Integrazione ServiceNow
OpenFactory include moduli integrazione ServiceNow disabilitati di default per Change Management, CMDB, Incident Management, Event Management e consegna evidenza GRC. Ogni modulo e ogni hook automatico devono essere abilitati esplicitamente.
È un’integrazione operatore, non una feature immagine. Aggiungere la feature build
servicenow riguarda software dentro un’immagine e non configura l’integrazione
control-plane descritta qui.
Prerequisiti
- istanza ServiceNow approvata e client OAuth;
- account/applicazione servizio least-privilege dedicato;
- accesso rete outbound limitato all’istanza attesa;
- mapping esplicito tabella, campo, stato, assignment e ownership;
- chiave crittografia platform-settings stabile; e
- ambiente ServiceNow non produzione per test accettazione.
Il client secret è cifrato Fernet nelle impostazioni platform memorizzate ed è omesso dalle risposte normali. Se la chiave crittografia platform cambia o si perde, il secret memorizzato non può essere decifrato e va sostituito.
Configura a strati
- Configura URL istanza, client ID e secret tramite impostazioni integrazione admin.
- Esegui health check integrazione e conserva ogni risultato controllo singolo.
- Abilita un modulo senza hook automatici.
- Esercita il suo endpoint manuale su un record test.
- Verifica record ServiceNow risultante, collegamento OpenFactory, idempotenza e comportamento errore.
- Abilita un hook automatico e ripeti il test.
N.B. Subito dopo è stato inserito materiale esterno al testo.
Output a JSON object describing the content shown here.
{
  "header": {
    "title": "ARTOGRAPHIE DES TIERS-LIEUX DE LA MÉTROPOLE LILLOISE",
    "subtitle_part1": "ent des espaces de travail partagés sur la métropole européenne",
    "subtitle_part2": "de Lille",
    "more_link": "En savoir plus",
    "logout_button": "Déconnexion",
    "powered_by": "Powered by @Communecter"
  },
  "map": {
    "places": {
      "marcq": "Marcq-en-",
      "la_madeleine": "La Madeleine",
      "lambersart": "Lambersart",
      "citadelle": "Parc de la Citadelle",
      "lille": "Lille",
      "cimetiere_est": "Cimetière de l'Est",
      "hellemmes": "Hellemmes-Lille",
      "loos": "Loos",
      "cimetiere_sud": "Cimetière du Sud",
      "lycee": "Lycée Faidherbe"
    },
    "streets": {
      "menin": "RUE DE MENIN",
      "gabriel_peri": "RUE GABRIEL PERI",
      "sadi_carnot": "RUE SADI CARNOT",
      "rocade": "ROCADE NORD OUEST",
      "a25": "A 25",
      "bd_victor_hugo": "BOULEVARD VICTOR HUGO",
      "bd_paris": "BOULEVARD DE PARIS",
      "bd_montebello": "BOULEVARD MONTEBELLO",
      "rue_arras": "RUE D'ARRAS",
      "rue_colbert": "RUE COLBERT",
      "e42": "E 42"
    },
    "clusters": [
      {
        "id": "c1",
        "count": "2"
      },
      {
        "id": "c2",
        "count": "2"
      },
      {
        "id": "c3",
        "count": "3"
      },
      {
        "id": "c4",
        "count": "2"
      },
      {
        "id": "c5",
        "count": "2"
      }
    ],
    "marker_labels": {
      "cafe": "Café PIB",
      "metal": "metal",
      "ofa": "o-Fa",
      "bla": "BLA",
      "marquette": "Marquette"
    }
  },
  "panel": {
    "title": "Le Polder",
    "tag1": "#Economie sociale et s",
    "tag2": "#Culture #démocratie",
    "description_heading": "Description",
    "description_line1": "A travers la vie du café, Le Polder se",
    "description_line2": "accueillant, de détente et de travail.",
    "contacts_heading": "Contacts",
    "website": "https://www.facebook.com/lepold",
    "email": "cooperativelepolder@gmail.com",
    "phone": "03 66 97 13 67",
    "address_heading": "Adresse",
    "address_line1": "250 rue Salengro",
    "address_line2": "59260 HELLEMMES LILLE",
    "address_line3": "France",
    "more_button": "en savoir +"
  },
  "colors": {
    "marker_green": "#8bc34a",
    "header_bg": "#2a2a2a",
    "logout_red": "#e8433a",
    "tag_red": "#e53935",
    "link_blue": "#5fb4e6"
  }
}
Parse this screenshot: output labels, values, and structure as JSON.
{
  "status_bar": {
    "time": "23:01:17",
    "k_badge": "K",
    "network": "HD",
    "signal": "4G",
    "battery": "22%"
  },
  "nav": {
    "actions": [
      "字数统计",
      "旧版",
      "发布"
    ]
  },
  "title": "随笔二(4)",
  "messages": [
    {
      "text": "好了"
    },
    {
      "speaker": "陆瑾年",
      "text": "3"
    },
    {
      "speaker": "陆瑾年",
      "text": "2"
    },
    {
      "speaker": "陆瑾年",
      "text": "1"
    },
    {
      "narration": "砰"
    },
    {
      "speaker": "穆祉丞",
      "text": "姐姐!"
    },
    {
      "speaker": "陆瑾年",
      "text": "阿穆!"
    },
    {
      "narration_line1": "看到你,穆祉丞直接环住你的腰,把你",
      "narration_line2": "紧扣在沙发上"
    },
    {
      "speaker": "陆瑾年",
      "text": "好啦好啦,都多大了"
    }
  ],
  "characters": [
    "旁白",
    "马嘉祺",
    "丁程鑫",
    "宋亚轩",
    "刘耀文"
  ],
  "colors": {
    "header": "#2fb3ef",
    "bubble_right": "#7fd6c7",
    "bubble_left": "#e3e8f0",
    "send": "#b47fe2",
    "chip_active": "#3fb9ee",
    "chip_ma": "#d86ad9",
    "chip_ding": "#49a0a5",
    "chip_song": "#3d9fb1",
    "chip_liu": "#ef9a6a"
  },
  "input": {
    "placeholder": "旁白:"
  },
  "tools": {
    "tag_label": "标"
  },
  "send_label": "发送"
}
Non abilitare mai ogni hook come primo test integrazione.
Moduli
| Modulo | Superficie attuale | Confine importante |
|---|---|---|
| Change Management | Creazione/refresh stato change request manuale, polling o webhook approvazione, gate live-deploy | Una richiesta collegata non significa approvazione ricevuta; mappa stati e comportamento rifiuto esplicitamente. |
| CMDB | Sync/retire macchina manuale più snapshot e diff fleet | Una scrittura API riuscita non prova riconciliazione CI o completezza relazioni. |
| Incident Management | Incidenti manuali e hook drift, attestation o CVE opzionali; azioni feedback delimitate | Webhook in ingresso devono essere autenticati e ogni azione autorizzata indipendentemente. |
| Event Management | Consegna eventi buffered/manuale e hook build/live-state selezionati | I buffer non sono audit log garantito; monitora consegna, perdita, duplicati e retry. |
| GRC | Push evidenza test/attestation build con mapping configurabile | Risultati tecnici sono evidenza, non conclusione controllo o conformità automatica. |
Tutte le impostazioni modulo e endpoint operativi sono superfici amministratore salvo che un endpoint documenti un consumer interno più stretto.
Sicurezza approvazione
Prima di usare ServiceNow per gate deploy, testa:
- stati approved, rejected, canceled, expired, unknown e unreachable;
- webhook duplicati e aggiornamenti fuori ordine;
- validazione HMAC dove configurata;
- recovery polling dopo webhook persi;
- comportamento fail-closed quando la policy richiede approvazione; e
- percorso recovery operatore che non bypassi silenziosamente la decisione responsabile.
Conserva insieme ID build/deploy OpenFactory e sys_id/numero ServiceNow.
Evidenza operativa
Monitora endpoint health integrazione, stato recente specifico modulo, log task background, profondità buffer, consegne fallite, finding lifecycle stale e rotazione segreti/chiavi. Un test connessione verde prova solo i controlli eseguiti in quel momento.
Usa istanza sandbox e record sintetici per accettazione. Rivedi ACL ServiceNow esatte, business rule, data residency, retention e licenze con il owner istanza prima dell’abilitazione produzione.